Going too long without engaging can result in feeling an insatiable craving for a social media fix, and resisting that craving can produce feelings of anxiety.
When you do finally get to that sweet dopamine reward of giving in to your cravings, there is a sense of relief. This relief only lasts until the next round of craving, similarly to how a drug addiction works. If you want to test your own level of bona fide addiction to social media, try making a commitment to abstain from it for a few days.
Pain of Rejection
Anxiety and addiction aren’t the only mental health disorders that are associated with social media. Being vulnerable enough to share your inner self with the internet world comes with the risk that you will encounter people who don’t like you.
Whether this dislike is due to personality incompatibility or the cruelty enjoyed by an internet troll, those with an indiscriminate social media presence will eventually be faced with some degree of social rejection.
Psychologists have recognized that the feeling of rejection that is experienced by social media users can result in feelings of loneliness and the development of depression.
One of the most dangerous aspects of social media is potentially that of calling anyone who joins our network a friend.
Humans are social creatures, and the necessity of having people in our lives who we can count on has been well studied. A good friend works as a confidant, a cheerleader, and a mirror into who we genuinely are as a person. With a genuine friend, we are able to be exactly who we are at any given time. There is no pressure to perform or to pretend that life is anything other than the beautiful mess that it tends to be.
Social psychologists have spent many years dissecting what factors determine the quality of friendships. Friendships are formed on the basis of having things in common and spending time together and are meant to evolve throughout our life span.
For an adolescent, it is important to have friends who can help to refine the teen’s concept of self. As adults, we tend to prune our social circle to include only those who most align with our own, established, lifestyle.
Anyone who has experienced the avalanche of so-called friends who are able to join our inner circle with a click of a button can attest to the fact that these social media connections do not fit such criteria.
Any manner of person can view, commentate on, and contribute to our social media reality. There is very little commitment to our wellbeing involved, and the connections can end as quickly as they begin. In worse scenarios, these folks who would better be described as acquaintances will spread some poison before they go.
Pressure of Pseudo Fame
Some social media sites have replaced the misnomer of having copious amounts of friendships with the idea of having followers.
Prior to the advent of social media, the concept of having followers was reserved for the likes of inspirational leaders or Hollywood elites.
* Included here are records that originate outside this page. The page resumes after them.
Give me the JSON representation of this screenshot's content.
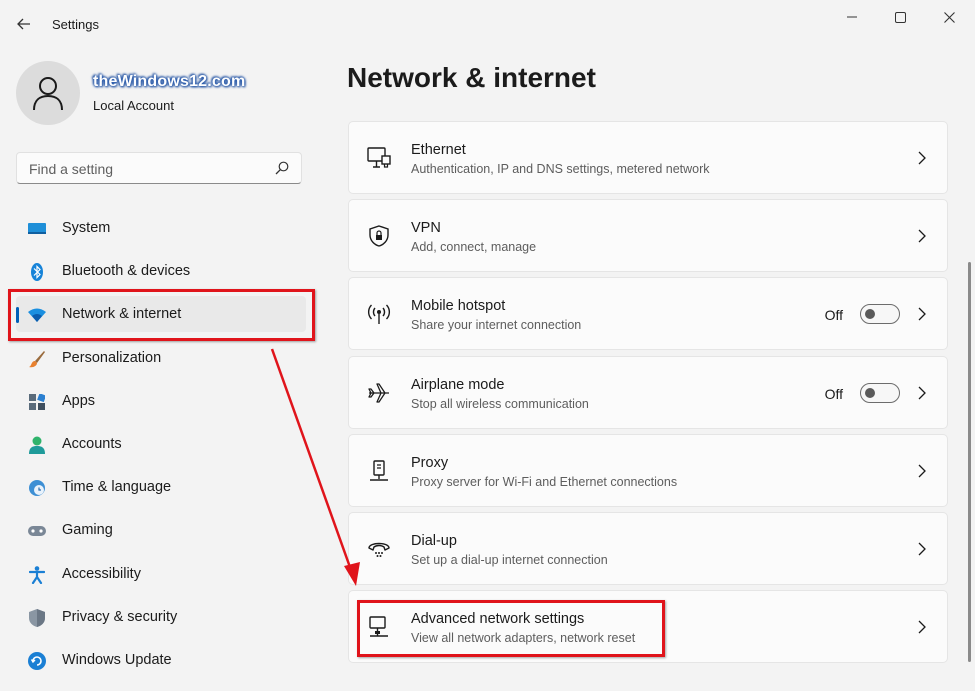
{
  "window": {
    "title": "Settings",
    "controls": {
      "minimize": "—",
      "maximize": "☐",
      "close": "✕"
    }
  },
  "account": {
    "name": "theWindows12.com",
    "type": "Local Account"
  },
  "search": {
    "placeholder": "Find a setting"
  },
  "sidebar": {
    "items": [
      {
        "label": "System",
        "icon": "monitor-icon"
      },
      {
        "label": "Bluetooth & devices",
        "icon": "bluetooth-icon"
      },
      {
        "label": "Network & internet",
        "icon": "wifi-icon",
        "selected": true
      },
      {
        "label": "Personalization",
        "icon": "brush-icon"
      },
      {
        "label": "Apps",
        "icon": "apps-icon"
      },
      {
        "label": "Accounts",
        "icon": "person-icon"
      },
      {
        "label": "Time & language",
        "icon": "globe-clock-icon"
      },
      {
        "label": "Gaming",
        "icon": "gamepad-icon"
      },
      {
        "label": "Accessibility",
        "icon": "accessibility-icon"
      },
      {
        "label": "Privacy & security",
        "icon": "shield-icon"
      },
      {
        "label": "Windows Update",
        "icon": "update-icon"
      }
    ]
  },
  "main": {
    "title": "Network & internet",
    "cards": [
      {
        "title": "Ethernet",
        "subtitle": "Authentication, IP and DNS settings, metered network",
        "icon": "ethernet-icon"
      },
      {
        "title": "VPN",
        "subtitle": "Add, connect, manage",
        "icon": "vpn-shield-icon"
      },
      {
        "title": "Mobile hotspot",
        "subtitle": "Share your internet connection",
        "icon": "hotspot-icon",
        "toggle": "Off"
      },
      {
        "title": "Airplane mode",
        "subtitle": "Stop all wireless communication",
        "icon": "airplane-icon",
        "toggle": "Off"
      },
      {
        "title": "Proxy",
        "subtitle": "Proxy server for Wi-Fi and Ethernet connections",
        "icon": "proxy-icon"
      },
      {
        "title": "Dial-up",
        "subtitle": "Set up a dial-up internet connection",
        "icon": "dialup-icon"
      },
      {
        "title": "Advanced network settings",
        "subtitle": "View all network adapters, network reset",
        "icon": "network-adapter-icon"
      }
    ]
  },
  "colors": {
    "accent": "#005fb8",
    "annotation": "#e0141b",
    "background": "#f3f3f3",
    "card": "#fbfbfb"
  }
}
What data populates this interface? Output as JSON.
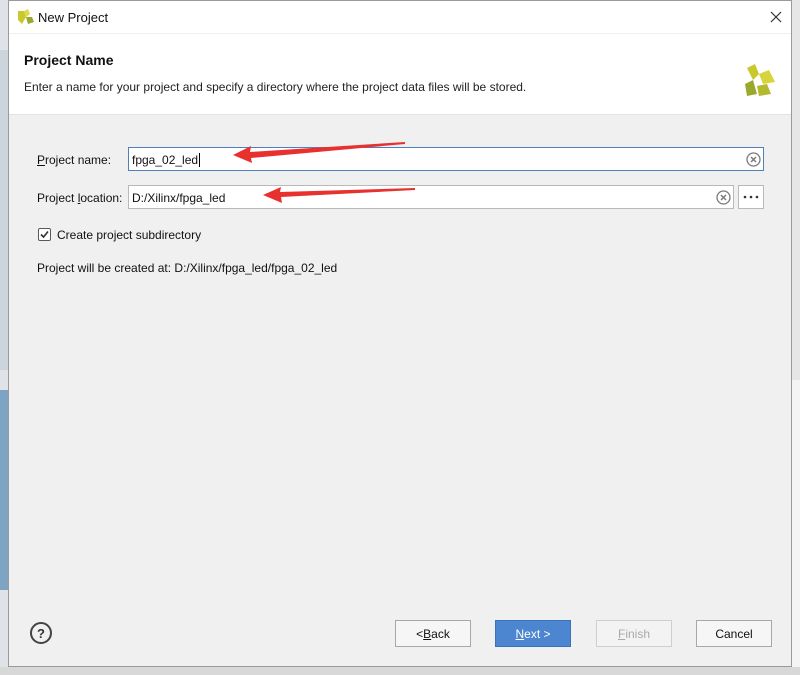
{
  "window": {
    "title": "New Project",
    "icon": "vivado-logo-icon"
  },
  "header": {
    "title": "Project Name",
    "description": "Enter a name for your project and specify a directory where the project data files will be stored."
  },
  "form": {
    "project_name": {
      "label_pre": "",
      "label_mnemonic": "P",
      "label_post": "roject name:",
      "value": "fpga_02_led"
    },
    "project_location": {
      "label_pre": "Project ",
      "label_mnemonic": "l",
      "label_post": "ocation:",
      "value": "D:/Xilinx/fpga_led"
    },
    "subdirectory": {
      "label": "Create project subdirectory",
      "checked": true
    },
    "created_at": "Project will be created at: D:/Xilinx/fpga_led/fpga_02_led"
  },
  "footer": {
    "help": "?",
    "back": {
      "pre": "< ",
      "mnemonic": "B",
      "post": "ack"
    },
    "next": {
      "pre": "",
      "mnemonic": "N",
      "post": "ext >"
    },
    "finish": {
      "pre": "",
      "mnemonic": "F",
      "post": "inish"
    },
    "cancel": "Cancel"
  },
  "colors": {
    "accent": "#4c86d0",
    "annotation_arrow": "#e8312f",
    "logo_yellow": "#c9c92e",
    "logo_green": "#9aa82b"
  }
}
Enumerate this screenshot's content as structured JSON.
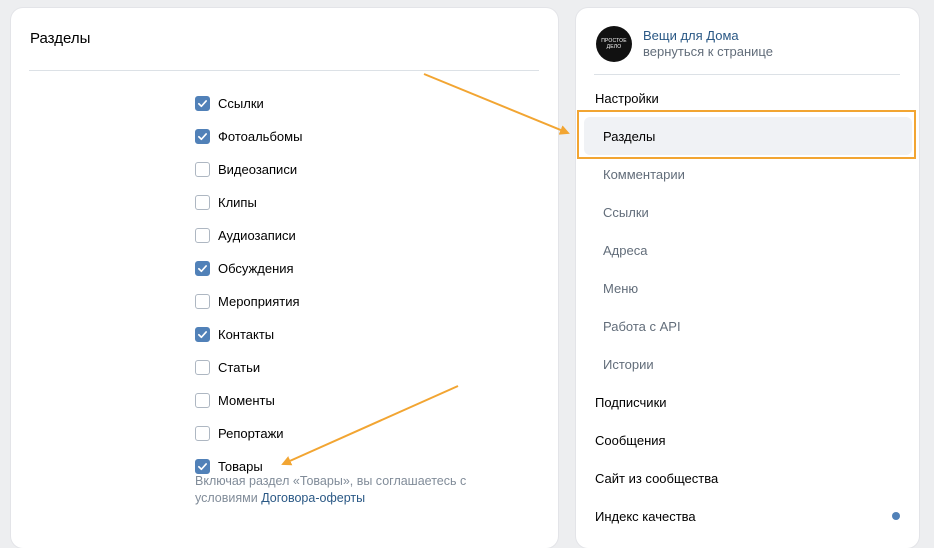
{
  "sections_panel": {
    "title": "Разделы",
    "items": [
      {
        "label": "Ссылки",
        "checked": true
      },
      {
        "label": "Фотоальбомы",
        "checked": true
      },
      {
        "label": "Видеозаписи",
        "checked": false
      },
      {
        "label": "Клипы",
        "checked": false
      },
      {
        "label": "Аудиозаписи",
        "checked": false
      },
      {
        "label": "Обсуждения",
        "checked": true
      },
      {
        "label": "Мероприятия",
        "checked": false
      },
      {
        "label": "Контакты",
        "checked": true
      },
      {
        "label": "Статьи",
        "checked": false
      },
      {
        "label": "Моменты",
        "checked": false
      },
      {
        "label": "Репортажи",
        "checked": false
      },
      {
        "label": "Товары",
        "checked": true
      }
    ],
    "note_text": "Включая раздел «Товары», вы соглашаетесь с условиями ",
    "note_link": "Договора-оферты"
  },
  "sidebar": {
    "group_name": "Вещи для Дома",
    "back_link": "вернуться к странице",
    "avatar_text": "ПРОСТОЕ ДЕЛО",
    "menu": [
      {
        "label": "Настройки",
        "level": "top"
      },
      {
        "label": "Разделы",
        "level": "sub",
        "active": true
      },
      {
        "label": "Комментарии",
        "level": "sub"
      },
      {
        "label": "Ссылки",
        "level": "sub"
      },
      {
        "label": "Адреса",
        "level": "sub"
      },
      {
        "label": "Меню",
        "level": "sub"
      },
      {
        "label": "Работа с API",
        "level": "sub"
      },
      {
        "label": "Истории",
        "level": "sub"
      },
      {
        "label": "Подписчики",
        "level": "top"
      },
      {
        "label": "Сообщения",
        "level": "top"
      },
      {
        "label": "Сайт из сообщества",
        "level": "top"
      },
      {
        "label": "Индекс качества",
        "level": "top",
        "dot": true
      }
    ]
  },
  "colors": {
    "accent": "#5181b8",
    "link": "#2a5885",
    "annotation": "#f2a532",
    "background": "#edeef0"
  }
}
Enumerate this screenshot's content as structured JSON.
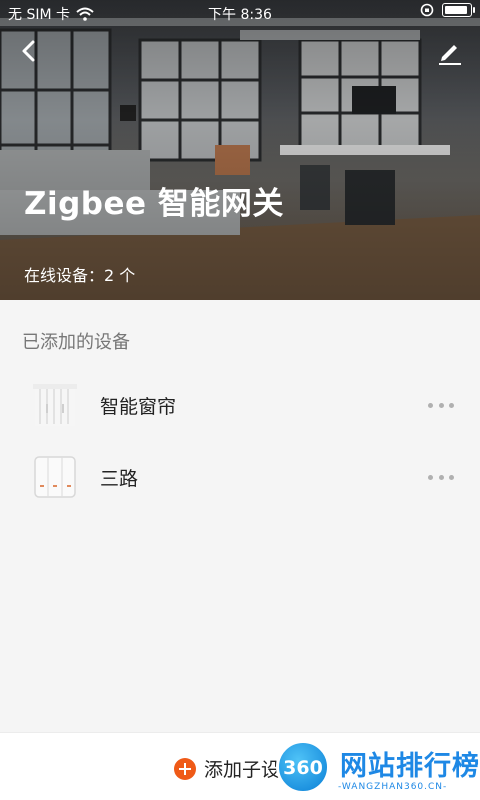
{
  "status_bar": {
    "carrier": "无 SIM 卡",
    "time": "下午 8:36"
  },
  "header": {
    "title": "Zigbee 智能网关",
    "online_devices": "在线设备：2 个",
    "back_icon": "chevron-left-icon",
    "edit_icon": "pencil-icon"
  },
  "devices": {
    "section_title": "已添加的设备",
    "items": [
      {
        "name": "智能窗帘",
        "icon": "curtain-icon"
      },
      {
        "name": "三路",
        "icon": "three-gang-switch-icon"
      }
    ]
  },
  "bottom_bar": {
    "add_label": "添加子设备",
    "accent_color": "#ef5a17"
  },
  "watermark": {
    "badge": "360",
    "name": "网站排行榜",
    "url": "-WANGZHAN360.CN-"
  }
}
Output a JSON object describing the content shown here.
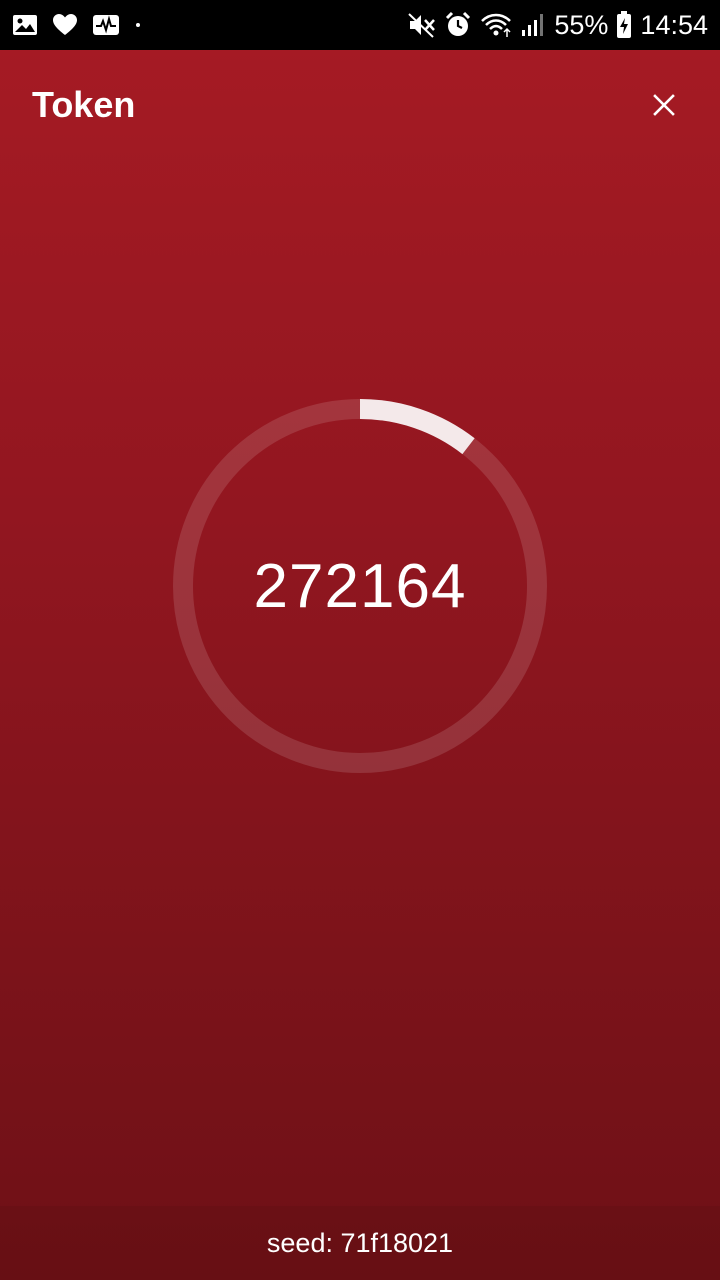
{
  "status_bar": {
    "battery": "55%",
    "time": "14:54",
    "icons": [
      "gallery-icon",
      "heart-icon",
      "activity-icon",
      "dot-icon",
      "mute-icon",
      "alarm-icon",
      "wifi-icon",
      "signal-icon",
      "battery-icon"
    ]
  },
  "header": {
    "title": "Token",
    "close_icon": "close-icon"
  },
  "token": {
    "code": "272164",
    "progress_fraction": 0.105
  },
  "footer": {
    "seed_text": "seed: 71f18021"
  },
  "colors": {
    "background_top": "#a71b24",
    "background_bottom": "#6e1016",
    "ring_track": "rgba(255,255,255,0.13)",
    "ring_progress": "#f4e9ea",
    "status_bar": "#000000"
  }
}
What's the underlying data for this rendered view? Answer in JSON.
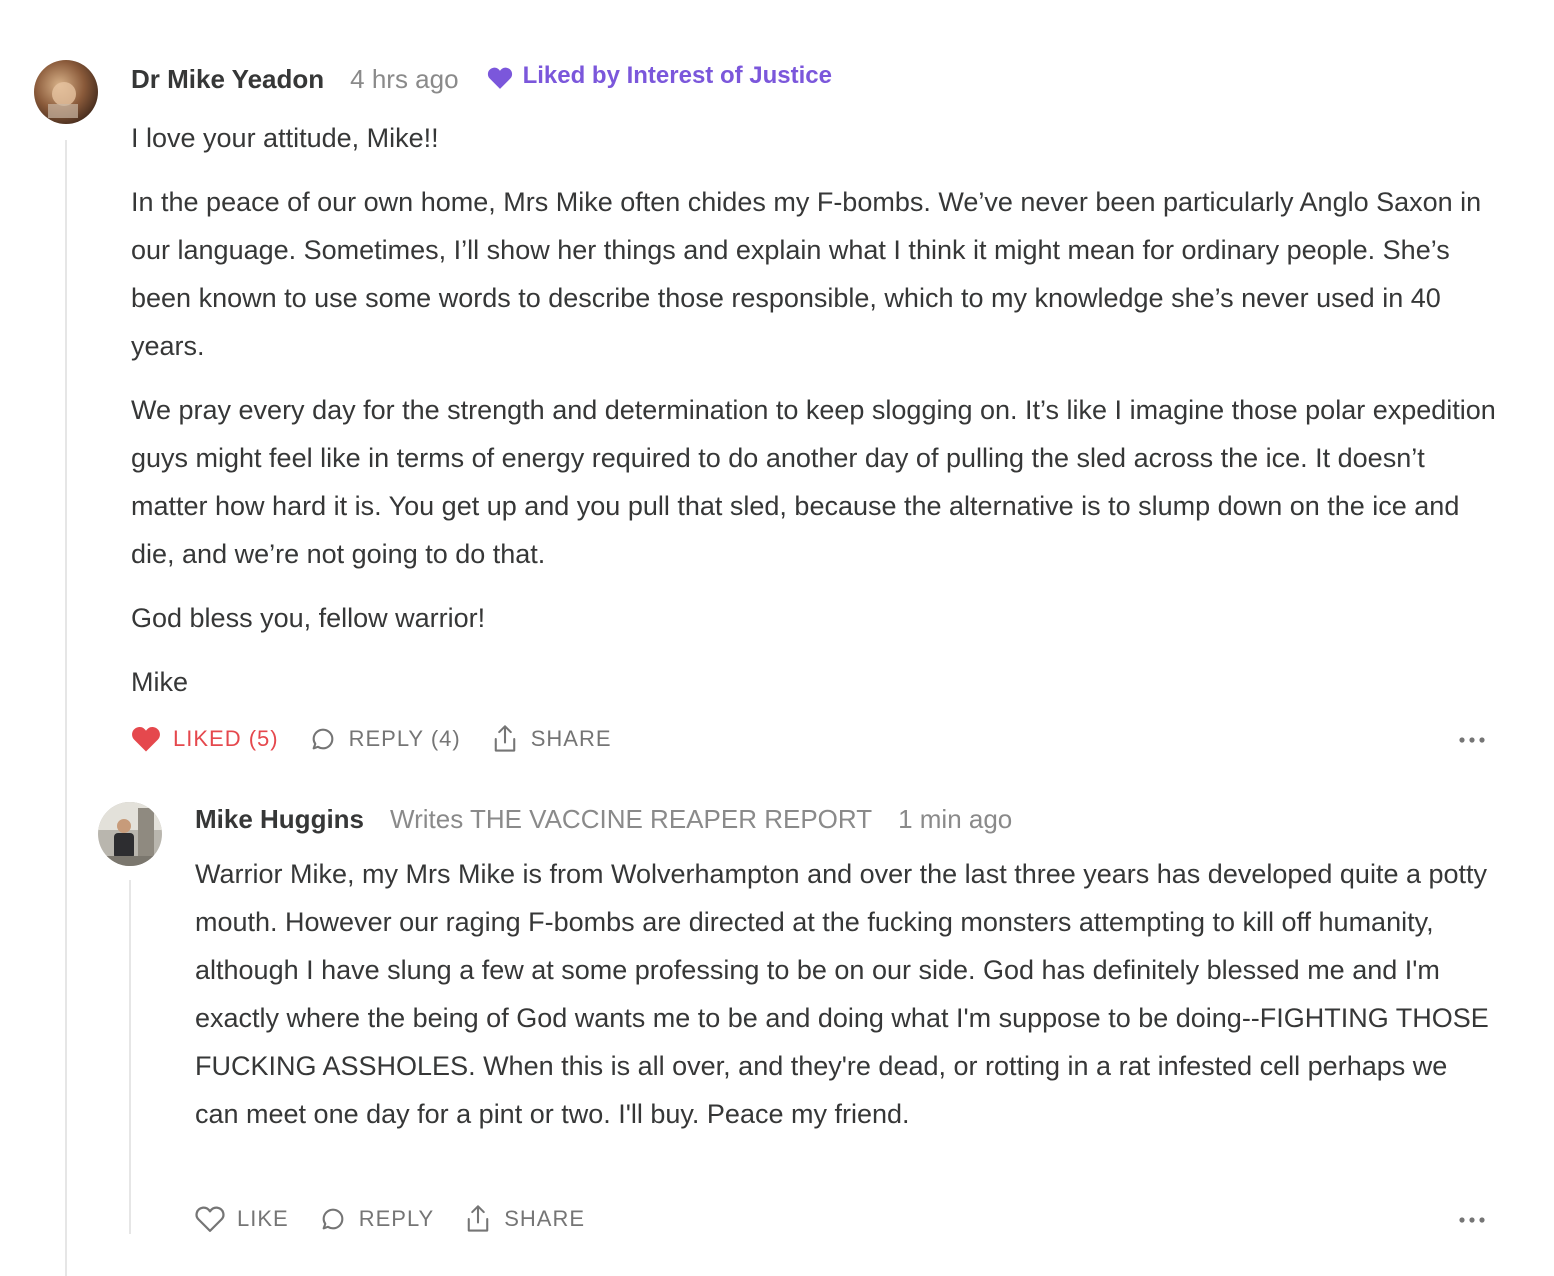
{
  "comments": [
    {
      "author": "Dr Mike Yeadon",
      "timestamp": "4 hrs ago",
      "liked_by": "Liked by Interest of Justice",
      "paragraphs": [
        "I love your attitude, Mike!!",
        "In the peace of our own home, Mrs Mike often chides my F-bombs. We’ve never been particularly Anglo Saxon in our language. Sometimes, I’ll show her things and explain what I think it might mean for ordinary people. She’s been known to use some words to describe those responsible, which to my knowledge she’s never used in 40 years.",
        "We pray every day for the strength and determination to keep slogging on. It’s like I imagine those polar expedition guys might feel like in terms of energy required to do another day of pulling the sled across the ice. It doesn’t matter how hard it is. You get up and you pull that sled, because the alternative is to slump down on the ice and die, and we’re not going to do that.",
        "God bless you, fellow warrior!",
        "Mike"
      ],
      "actions": {
        "like_label": "LIKED (5)",
        "reply_label": "REPLY (4)",
        "share_label": "SHARE"
      }
    },
    {
      "author": "Mike Huggins",
      "writes": "Writes THE VACCINE REAPER REPORT",
      "timestamp": "1 min ago",
      "paragraphs": [
        "Warrior Mike, my Mrs Mike is from Wolverhampton and over the last three years has developed quite a potty mouth. However our raging F-bombs are directed at the fucking monsters attempting to kill off humanity, although I have slung a few at some professing to be on our side. God has definitely blessed me and I'm exactly where the being of God wants me to be and doing what I'm suppose to be doing--FIGHTING THOSE FUCKING ASSHOLES. When this is all over, and they're dead, or rotting in a rat infested cell perhaps we can meet one day for a pint or two. I'll buy. Peace my friend."
      ],
      "actions": {
        "like_label": "LIKE",
        "reply_label": "REPLY",
        "share_label": "SHARE"
      }
    }
  ],
  "colors": {
    "accent_purple": "#7b57db",
    "liked_red": "#e5484d",
    "text": "#363737",
    "muted": "#8a8a8a"
  },
  "icons": {
    "liked_by": "heart-filled-icon",
    "like_active": "heart-filled-icon",
    "like": "heart-outline-icon",
    "reply": "speech-bubble-icon",
    "share": "share-upload-icon",
    "more": "ellipsis-icon"
  }
}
Now, anyone with some time and a camera can gain a crowd of admirers. Those who have observed the fickle nature of fame as it unfolds for notable figures throughout history understand that it is no easy ride. Working to garner fame – and then keep it – can take a toll on a person’s mental health.
When generating an income is the focus of gaining followers, the social aspect of media has been supplanted by business, and the lines of personal and professional life can be hard to maintain.
Technology is evolving at a rapid pace. High-quality film and editing techniques that were once limited to those in the movie industry are now available to anyone with a phone and an app. Images can be manipulated to eliminate flaws and enhance desired traits with the click of a button. What we view on social media is often nothing more than a facade.
This fact regarding deception in presentation doesn’t seem to dissuade many social media participants from feeling the pressure to bring this false reality into their real world.
Over the past several years, the amount of people seeking plastic surgery in order to match the standards set by these altered images has dramatically increased. People are willing to cut into their own flesh and change the body that they are born with just to look like nature supplied them with a filter.
The mental health concept of healthy self-acceptance has been tossed to the wayside.
Losing the Moment
One of the biggest trends in mental health wellness is the practice of mindfulness. With mindfulness, we learn to genuinely live within each moment as it passes. Practicing mindfulness can put us in touch with the miracle of being alive, and can teach us to get the most out of every experience. Being highly active in social media can sabotage this experience.
The concept of taking selfies isn’t new, the practice of it has hit an all-time high. People intent on making sure that their every waking moment is shared with the world on social media are always living in the future.
They are thinking about how to best set the scene for their future audience and thinking about how their future audience will perceive the presentation.
While this is great practice for a visual artist to employ during working hours, continually living our lives as though we are planning our next photography exhibit means that the actual experience of living life is passing us right by.